Бывший ульвер стоял перед нами с честным видом, переводя взгляд с одного хирдмана на другого. Мы молчали.

— Эгиль, Бьярне, Вепрь, Тулле! Вы ж меня знаете. Сколько зим с вами перезимовали, сколько битв прошли. А Облауд…

— Погиб, — качнул головой Тулле.

— Жаль. Он бы за меня вступился. Я в бою хорош, никогда слова наперекор хёвдингу не говорил, не то что некоторые, — он скосил глаза в мою сторону. — Надо грести — гребу, надо копать — копаю, надо стрелы метать — пожалуйста. Да, пуганулся немного. Но я ж рядом с тобой стоял, Альрик. Едва-едва с твоим мечом разминулся! Кровь от разрубленных тобой на лицо брызнула. Я и подумал, что умереть от врага как-нибудь еще согласен, но от руки своего… Как же тогда в бой ходить? Куда смотреть: вперед или назад оглядываться? Не хочу я в стену вставать, поджидая удара в спину.

— Так ничего и не изменилось с той поры, — пожал плечами Альрик. — Я всё так же тронутый Бездной и в любой момент могу обернуться безумной тварью.

— Кто другой, может, и сдался бы. Но это ж ты, хёвдинг! Ты из любой беды выкрутишься, саму Бездну вокруг пальца обвести сумеешь. Сходишь к жрецу Мамирову, выпьешь отвар какой и излечишься. Тулле излечился, значит, и ты выпутаешься. А волчья шкура ко мне прочно приросла — не содрать. С другими на ратном поле неуютно мне, тесно, путано. С ульверами же как в родной стае, спиной чуешь каждого, без глаз угрозу чувствуешь.

Я недоуменно поводил бровями. Он же сейчас про дар мой говорит? На меня зыркает недовольно, но говорит, мол, что мой дар его и держит. Как же так?

Да и ладно. Я первым встал.

— Я против! Зла на тебя, Стейн, не держу, Беззащитный сам уговаривал уйти, но и принять не смогу. Не дело, если хирдманы туда-сюда бегать будут. У других пиво кислее оказалось, так обратно переметнулся? А дальше что? Альрик обернется, так снова удерешь? И ты говоришь про спину. Так я к тебе теперь спиной и не повернусь. К Альрику повернусь, а к тебе нет, ибо нет у меня к тебе доверия.

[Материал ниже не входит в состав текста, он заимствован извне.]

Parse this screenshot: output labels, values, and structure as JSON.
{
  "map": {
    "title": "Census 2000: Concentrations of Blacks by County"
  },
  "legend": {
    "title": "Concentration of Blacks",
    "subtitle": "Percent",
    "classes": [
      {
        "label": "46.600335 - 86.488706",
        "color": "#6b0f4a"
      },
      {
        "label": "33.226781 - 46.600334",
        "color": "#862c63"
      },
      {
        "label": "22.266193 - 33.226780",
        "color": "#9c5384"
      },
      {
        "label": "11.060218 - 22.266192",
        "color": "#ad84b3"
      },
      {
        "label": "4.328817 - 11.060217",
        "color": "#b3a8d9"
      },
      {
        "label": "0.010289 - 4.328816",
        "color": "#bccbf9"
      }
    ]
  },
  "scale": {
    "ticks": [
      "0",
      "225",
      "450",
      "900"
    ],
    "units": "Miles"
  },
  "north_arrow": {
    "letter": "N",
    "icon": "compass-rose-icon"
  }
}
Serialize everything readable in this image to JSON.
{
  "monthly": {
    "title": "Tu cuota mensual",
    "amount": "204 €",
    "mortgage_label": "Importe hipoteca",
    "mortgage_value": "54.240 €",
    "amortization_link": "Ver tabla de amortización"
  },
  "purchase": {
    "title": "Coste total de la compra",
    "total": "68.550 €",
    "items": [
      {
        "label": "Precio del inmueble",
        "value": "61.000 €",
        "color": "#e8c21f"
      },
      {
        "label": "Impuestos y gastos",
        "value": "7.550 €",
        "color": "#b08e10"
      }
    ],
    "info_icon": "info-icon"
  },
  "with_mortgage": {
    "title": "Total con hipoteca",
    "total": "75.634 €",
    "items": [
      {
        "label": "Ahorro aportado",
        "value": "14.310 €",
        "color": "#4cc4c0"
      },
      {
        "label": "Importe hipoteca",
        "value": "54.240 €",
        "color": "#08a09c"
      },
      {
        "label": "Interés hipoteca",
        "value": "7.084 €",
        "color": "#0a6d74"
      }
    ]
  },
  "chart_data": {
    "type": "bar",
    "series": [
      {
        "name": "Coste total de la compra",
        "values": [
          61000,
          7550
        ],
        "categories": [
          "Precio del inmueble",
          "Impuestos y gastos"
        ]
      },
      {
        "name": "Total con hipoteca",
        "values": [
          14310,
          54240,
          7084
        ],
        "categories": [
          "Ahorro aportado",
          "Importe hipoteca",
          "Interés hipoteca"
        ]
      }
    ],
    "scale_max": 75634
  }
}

Если еще двое, как я, скажут, Стейн уйдет. Я посмотрел на ульверов, но в их глазах ни злобы, ни обиды не увидел.

Вепрь и вставать не стал, сидя промолвил:

— Ну, с кем не бывает. Ошибся. Теперь крепче других за хирд держаться будет. Пусть остается.

Энок согласно кивнул.

Бьярне, поморщившись, добавил:

— Нас и так немного. Хвит, Облауд, Лейф, Арне, Рыбак… Скоро старых ульверов и не останется. А Стейн один из первых был.

Эгиль согласился с Дударем. Видарссон увидел, что старшаки за Стейна, и присоединился к ним. Он до сих пор боялся поперек старших идти, крепко отец в него страх вбил. Сварт, Аднтрудюр, трое бриттландцев — все соглашались с Бьярне.

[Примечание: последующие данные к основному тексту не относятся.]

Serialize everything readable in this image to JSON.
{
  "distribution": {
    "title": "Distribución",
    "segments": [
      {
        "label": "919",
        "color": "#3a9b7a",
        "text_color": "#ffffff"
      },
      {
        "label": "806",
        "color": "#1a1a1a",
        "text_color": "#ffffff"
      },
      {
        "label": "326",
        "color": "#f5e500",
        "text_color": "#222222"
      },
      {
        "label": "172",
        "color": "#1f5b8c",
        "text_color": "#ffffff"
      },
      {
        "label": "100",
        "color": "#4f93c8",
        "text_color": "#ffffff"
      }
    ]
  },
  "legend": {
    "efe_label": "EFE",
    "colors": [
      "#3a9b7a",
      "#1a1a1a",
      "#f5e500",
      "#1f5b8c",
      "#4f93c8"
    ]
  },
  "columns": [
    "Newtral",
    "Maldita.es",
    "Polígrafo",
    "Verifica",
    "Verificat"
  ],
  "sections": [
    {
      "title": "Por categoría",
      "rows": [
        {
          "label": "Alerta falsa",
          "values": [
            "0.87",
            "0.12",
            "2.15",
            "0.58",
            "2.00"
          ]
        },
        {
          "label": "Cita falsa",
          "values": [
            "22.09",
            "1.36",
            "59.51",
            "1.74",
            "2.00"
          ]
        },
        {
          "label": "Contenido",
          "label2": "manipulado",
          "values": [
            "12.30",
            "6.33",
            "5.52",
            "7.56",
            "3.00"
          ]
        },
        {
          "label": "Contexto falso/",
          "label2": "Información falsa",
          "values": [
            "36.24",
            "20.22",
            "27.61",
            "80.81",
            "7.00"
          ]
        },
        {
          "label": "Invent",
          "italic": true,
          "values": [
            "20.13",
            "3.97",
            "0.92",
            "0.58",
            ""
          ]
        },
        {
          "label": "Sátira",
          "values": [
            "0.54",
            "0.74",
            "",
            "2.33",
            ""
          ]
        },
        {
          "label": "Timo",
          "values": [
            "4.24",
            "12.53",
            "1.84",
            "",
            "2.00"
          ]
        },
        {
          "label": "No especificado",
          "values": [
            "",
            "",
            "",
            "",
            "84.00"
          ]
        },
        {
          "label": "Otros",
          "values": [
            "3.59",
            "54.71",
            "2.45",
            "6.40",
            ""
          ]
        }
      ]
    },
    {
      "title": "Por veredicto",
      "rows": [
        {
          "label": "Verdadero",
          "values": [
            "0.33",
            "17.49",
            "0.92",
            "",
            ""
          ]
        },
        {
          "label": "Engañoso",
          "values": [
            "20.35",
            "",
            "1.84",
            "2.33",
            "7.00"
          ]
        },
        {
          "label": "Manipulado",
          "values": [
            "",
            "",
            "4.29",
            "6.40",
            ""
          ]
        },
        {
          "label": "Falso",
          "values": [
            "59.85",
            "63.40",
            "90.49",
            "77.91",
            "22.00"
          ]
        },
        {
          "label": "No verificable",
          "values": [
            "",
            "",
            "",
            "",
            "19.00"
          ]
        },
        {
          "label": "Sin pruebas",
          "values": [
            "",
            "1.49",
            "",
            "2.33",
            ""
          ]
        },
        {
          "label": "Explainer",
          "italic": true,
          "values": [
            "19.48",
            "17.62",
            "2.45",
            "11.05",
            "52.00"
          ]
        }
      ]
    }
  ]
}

Леофсун Рысь почесал веснушчатый нос и звонко сказал:

— Я здесь самый молодой, позже всех появился. Не знаю, почему каждый из вас пристал к альрикову хирду, но я до последнего вздоха буду благодарен хёвдингу, что не бросил, принял бритта. И Каю, что не прирезал меня тогда. Вы мне как семья. И уйти из хирда, как уйти из семьи, отречься от отца и братьев. Пусть вон дети круглого бога блудных сыновей прощают, а я служу Фомриру и Домну. Мои боги таких не привечают. Я говорю «нет».

Забавное дело. Леофсун родился рабом, воспитан рабами и должен был умереть рабом. Должен был кланяться, слушать нордов, глаз от ступней не отрывать, ан нет, крепкая у него душа, свободная. Не зря же он кинулся сестру от собак отбивать, не зря Фомрир ему руну дал. Даже сейчас, когда почти все ульверы высказались за принятие Стейна, не побоялся наперекор общему слову пойти. Молодец.